Allerdings lässt hier eine Recherche der Kollegen vom Business Insider aufmerken, wonach die Genossin Lambrecht es keinesfalls versäumt hatte, die Panzer-Bestände zu prüfen. Diese Prüfung sei von ihr wegen der Erwartung, das Ergebnis würde zu einer Panzer-Lieferung führen, regelrecht verboten worden.

Die Anweisung, keine Bestandsaufnahme bei den Bundeswehr-Panzern des Typs Leopard 1 und Leopard 2 vorzunehmen, hätte die Ministerin den zuständigen Beamten ihres Hauses demnach ungefähr eine Woche vor ihrem Rücktritt erteilt. Das will Business Insider von Mitarbeitern aus dem Verteidigungsministerium erfahren haben. Es ist auch plausibel, anzunehmen, dass es etliche Ministerialbeamte nicht goutierten, dass die Ministerin damit die Kenntnisnahme ihr ungelegen kommender Fakten verweigerte. Unabhängig davon, ob man für oder gegen Kampfpanzerlieferungen an die Ukraine ist, so hat man dies politisch zu vertreten und keine Bestandsaufnahme zu verhindern.

Man kann sich streiten, ob es jetzt der größere Skandal ist, dass eine Verteidigungsministerin die Panzer-Zählung verbietet oder eher, dass diese Zahlen in einem Land wie Deutschland für den Verteidigungsminister nicht sofort, quasi auf Knopfdruck, verfügbar sind. Was wäre denn eigentlich in einem Ernstfall? Träte tatsächlich irgendwann der Fall der Landesverteidigung ein, müsste doch ein Befehlshaber auch ohne lange Bestandsaufnahme wissen, mit wie viel Material und Mannschaft er für den Kampf rechnen kann, oder? Ist es eigentlich zu überspitzt, wenn einem angesichts solcher Zustände das böse Wort „Sabotage“ einfällt?

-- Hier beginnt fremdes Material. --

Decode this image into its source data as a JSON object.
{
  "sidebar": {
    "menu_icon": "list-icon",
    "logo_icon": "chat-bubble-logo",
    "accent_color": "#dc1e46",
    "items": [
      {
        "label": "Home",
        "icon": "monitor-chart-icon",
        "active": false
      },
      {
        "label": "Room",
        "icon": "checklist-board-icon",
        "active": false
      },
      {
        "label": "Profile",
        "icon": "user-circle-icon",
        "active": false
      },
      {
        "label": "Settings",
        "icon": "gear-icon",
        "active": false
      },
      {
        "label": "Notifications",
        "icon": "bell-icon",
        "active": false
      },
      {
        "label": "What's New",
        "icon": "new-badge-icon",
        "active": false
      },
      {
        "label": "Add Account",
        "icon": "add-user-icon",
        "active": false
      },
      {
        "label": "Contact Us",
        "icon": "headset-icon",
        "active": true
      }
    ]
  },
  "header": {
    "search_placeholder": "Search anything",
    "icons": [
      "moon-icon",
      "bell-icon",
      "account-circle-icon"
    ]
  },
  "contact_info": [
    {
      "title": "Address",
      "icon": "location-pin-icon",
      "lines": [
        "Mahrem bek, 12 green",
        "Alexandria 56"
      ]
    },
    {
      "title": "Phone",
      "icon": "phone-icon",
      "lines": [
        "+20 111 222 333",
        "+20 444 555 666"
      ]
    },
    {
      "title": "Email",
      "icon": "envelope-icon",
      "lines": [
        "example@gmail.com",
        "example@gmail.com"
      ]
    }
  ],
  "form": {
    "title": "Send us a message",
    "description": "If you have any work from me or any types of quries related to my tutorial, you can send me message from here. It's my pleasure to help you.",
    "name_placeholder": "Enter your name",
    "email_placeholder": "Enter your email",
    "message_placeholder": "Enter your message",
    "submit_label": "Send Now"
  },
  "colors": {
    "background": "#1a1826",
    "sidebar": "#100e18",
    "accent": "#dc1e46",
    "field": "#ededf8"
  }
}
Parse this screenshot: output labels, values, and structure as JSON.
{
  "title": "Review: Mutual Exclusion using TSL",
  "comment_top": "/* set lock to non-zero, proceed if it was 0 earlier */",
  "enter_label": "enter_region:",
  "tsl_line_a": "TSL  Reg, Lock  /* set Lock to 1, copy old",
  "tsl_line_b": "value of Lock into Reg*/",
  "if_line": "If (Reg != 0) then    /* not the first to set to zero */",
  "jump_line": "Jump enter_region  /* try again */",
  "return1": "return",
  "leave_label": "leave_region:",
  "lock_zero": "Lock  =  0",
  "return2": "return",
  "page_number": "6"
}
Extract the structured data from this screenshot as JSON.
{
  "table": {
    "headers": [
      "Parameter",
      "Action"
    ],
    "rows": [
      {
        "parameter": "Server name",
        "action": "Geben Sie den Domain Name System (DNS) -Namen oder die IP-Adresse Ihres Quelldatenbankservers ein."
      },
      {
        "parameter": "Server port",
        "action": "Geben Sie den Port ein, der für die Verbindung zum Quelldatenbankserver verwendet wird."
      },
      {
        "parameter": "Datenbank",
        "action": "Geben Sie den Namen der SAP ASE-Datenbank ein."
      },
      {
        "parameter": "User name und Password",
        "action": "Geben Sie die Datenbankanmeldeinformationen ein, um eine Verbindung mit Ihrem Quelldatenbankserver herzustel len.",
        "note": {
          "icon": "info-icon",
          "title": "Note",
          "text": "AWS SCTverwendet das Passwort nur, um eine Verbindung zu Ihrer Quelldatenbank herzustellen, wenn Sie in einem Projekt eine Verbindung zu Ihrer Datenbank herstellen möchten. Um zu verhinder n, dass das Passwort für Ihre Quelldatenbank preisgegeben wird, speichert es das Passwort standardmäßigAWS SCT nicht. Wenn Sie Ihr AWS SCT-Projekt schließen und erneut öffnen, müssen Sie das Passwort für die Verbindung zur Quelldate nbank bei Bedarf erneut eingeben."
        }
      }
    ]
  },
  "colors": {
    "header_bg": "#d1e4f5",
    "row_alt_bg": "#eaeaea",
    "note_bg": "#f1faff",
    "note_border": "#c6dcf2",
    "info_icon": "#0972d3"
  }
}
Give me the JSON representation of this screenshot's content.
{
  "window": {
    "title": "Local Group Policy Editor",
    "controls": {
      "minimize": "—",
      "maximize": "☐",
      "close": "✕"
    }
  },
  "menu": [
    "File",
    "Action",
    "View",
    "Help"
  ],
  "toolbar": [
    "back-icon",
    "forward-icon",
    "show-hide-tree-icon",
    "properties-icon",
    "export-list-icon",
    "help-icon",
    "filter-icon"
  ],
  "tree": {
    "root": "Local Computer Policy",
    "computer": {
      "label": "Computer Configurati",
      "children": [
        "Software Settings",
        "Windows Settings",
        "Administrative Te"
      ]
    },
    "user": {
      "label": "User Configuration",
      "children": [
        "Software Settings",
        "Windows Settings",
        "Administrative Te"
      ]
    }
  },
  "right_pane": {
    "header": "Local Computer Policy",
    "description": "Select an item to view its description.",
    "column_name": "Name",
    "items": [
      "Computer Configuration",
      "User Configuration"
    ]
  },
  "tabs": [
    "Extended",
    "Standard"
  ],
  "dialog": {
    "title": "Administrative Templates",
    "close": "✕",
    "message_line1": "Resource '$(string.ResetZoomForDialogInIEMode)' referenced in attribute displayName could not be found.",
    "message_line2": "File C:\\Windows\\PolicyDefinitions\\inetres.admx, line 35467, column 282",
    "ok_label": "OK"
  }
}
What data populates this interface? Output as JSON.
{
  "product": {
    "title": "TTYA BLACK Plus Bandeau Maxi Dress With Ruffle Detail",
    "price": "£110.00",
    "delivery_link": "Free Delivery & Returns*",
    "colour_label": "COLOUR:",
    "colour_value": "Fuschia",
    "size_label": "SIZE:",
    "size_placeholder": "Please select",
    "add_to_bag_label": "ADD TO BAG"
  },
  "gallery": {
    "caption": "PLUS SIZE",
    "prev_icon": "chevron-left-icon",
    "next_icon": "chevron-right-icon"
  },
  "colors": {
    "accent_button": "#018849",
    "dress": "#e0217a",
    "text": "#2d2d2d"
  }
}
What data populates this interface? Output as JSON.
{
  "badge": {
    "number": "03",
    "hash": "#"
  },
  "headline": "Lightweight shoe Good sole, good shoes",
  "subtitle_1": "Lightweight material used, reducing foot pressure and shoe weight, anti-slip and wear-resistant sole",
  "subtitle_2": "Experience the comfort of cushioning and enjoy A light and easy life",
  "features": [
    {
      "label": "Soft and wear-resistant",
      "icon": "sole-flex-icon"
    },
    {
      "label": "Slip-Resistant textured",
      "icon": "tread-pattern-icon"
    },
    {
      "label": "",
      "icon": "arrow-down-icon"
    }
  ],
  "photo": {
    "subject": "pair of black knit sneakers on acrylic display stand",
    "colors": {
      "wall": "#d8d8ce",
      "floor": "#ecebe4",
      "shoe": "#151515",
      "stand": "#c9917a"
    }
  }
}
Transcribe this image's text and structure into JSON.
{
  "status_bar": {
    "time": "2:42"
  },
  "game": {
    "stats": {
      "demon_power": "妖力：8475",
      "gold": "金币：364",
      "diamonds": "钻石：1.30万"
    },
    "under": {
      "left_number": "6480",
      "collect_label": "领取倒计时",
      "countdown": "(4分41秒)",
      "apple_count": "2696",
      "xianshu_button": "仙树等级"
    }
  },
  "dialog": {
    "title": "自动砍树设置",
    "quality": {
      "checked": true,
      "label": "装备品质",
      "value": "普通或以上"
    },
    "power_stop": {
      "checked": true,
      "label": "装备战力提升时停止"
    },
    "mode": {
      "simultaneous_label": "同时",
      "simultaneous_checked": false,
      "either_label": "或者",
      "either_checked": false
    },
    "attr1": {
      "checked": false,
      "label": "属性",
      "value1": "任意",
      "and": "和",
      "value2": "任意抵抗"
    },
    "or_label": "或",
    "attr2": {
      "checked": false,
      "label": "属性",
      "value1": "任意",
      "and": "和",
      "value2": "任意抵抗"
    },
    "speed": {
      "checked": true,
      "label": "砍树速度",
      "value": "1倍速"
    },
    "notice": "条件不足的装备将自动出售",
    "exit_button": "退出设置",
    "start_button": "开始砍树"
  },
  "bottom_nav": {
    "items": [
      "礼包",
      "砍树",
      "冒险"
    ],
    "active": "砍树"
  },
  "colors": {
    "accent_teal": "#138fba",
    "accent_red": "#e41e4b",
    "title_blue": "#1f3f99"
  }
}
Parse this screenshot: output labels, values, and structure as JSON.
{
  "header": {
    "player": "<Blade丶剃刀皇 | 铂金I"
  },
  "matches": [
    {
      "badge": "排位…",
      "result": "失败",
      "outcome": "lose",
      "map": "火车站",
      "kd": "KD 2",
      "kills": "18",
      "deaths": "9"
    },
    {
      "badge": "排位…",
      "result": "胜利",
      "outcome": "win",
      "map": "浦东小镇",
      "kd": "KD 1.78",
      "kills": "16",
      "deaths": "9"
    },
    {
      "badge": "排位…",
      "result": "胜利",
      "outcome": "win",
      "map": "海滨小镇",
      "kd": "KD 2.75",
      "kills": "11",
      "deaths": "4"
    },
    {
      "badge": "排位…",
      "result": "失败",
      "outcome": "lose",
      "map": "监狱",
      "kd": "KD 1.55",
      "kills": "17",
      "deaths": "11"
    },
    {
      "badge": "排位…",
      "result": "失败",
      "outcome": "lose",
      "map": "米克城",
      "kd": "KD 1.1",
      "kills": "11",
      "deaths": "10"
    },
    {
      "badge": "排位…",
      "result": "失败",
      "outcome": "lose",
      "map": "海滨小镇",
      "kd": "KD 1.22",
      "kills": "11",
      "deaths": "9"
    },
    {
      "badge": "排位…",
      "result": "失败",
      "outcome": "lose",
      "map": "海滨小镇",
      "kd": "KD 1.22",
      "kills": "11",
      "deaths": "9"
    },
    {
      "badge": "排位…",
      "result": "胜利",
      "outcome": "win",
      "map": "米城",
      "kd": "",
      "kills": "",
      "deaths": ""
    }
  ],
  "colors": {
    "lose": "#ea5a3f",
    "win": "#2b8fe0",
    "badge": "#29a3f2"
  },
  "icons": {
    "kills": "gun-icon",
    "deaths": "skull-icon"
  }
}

Unabhängig davon ist es bedrückend erbärmlich, was Business Insider aus dem Ministerium als angeblichen Grund für die Aktion erfahren haben will: Kanzler Olaf Scholz (SPD) sollte in der Frage möglicher Kampfpanzer-Lieferungen nicht noch durch Zahlen zusätzlich unter Druck gesetzt werden. Wäre herausgekommen, dass die Bundeswehr ihre einsatzfähigen Panzer zählt, hätte das als Bereitschaft interpretiert werden können, Panzer liefern zu wollen, und diesen Eindruck habe man angeblich vermeiden wollen. Einen entsprechenden formalen Prüfauftrag habe das Kanzleramt dem Verteidigungsministerium bis dahin auch nicht erteilt. Warum sollte das Kanzleramt das auch tun? Wie gesagt, man muss doch vom Verteidigungsministerium erwarten dürfen, dass es den deutschen Panzerbestand kennt. Vielleicht hätte Boris Pistorius der Einfachheit halber seinen amerikanischen Amtskollegen fragen sollen, denn womöglich kennen US-Geheimdienste den deutschen Waffenbestand besser als das zuständige Ministerium.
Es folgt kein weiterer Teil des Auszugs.